What are your future plans? Where do you see yourself professionally in the next 5 or 10 years?
I plan to continue to use mathematics to study the process of evolution from a population genetics perspective, ideally leading my own research lab. I strongly believe in the importance of teaching and mentoring, so I plan to keep both as strong elements in my future plans.
Can you speak a bit to the role you see CEHG playing on Stanford campus?

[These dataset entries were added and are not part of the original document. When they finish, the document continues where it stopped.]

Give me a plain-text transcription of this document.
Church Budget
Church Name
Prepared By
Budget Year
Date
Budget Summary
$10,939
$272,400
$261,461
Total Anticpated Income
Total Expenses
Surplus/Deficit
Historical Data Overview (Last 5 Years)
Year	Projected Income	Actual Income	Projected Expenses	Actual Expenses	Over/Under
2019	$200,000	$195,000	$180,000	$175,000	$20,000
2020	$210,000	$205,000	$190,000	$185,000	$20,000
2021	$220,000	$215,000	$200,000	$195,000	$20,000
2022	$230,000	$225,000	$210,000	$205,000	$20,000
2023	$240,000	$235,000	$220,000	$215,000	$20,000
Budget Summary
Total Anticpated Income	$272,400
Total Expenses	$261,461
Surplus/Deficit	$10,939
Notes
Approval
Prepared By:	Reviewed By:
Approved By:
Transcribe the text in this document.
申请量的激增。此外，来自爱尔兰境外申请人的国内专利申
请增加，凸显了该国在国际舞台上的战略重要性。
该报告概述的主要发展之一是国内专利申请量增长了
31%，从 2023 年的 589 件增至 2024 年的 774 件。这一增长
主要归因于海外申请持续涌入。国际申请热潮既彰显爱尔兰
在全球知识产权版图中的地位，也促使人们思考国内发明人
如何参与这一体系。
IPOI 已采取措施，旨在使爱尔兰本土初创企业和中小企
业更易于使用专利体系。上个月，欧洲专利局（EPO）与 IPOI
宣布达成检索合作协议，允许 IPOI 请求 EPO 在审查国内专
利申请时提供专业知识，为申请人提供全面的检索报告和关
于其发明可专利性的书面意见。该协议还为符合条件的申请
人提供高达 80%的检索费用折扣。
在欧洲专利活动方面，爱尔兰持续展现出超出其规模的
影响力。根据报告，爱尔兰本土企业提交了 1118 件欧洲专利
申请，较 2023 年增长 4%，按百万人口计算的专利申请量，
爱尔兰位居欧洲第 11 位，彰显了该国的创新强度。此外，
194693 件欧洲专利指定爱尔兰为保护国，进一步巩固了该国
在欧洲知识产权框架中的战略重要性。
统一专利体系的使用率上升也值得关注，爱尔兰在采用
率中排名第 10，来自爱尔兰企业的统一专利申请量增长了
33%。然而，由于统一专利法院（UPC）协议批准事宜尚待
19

CEHG’s Evolgenome seminars are a great way to bring together like-minded people who enjoy discussing interesting research in the fields of evolutionary and human genomics and I have learned a lot from the various talks given in this seminar series. The yearly symposium is also a notable event for bringing people from all over the place together to talk about their research. The fellowships offered by CEHG enable people like myself to conduct research that bridges the gap between fields (in my case, mathematics and evolutionary biology) in order to better understand nature and history.
Tell us what you do when you aren’t working on research and why. Do you have hobbies? Special talents? Other passions besides science?
My entire life outside of the lab is consumed by baseball: watching baseball, reading about baseball, competing in simulated baseball leagues with other people online, analyzing baseball statistics. Just all baseball. It’s a great way for me to take my mind off the never-ending turmoil of existence.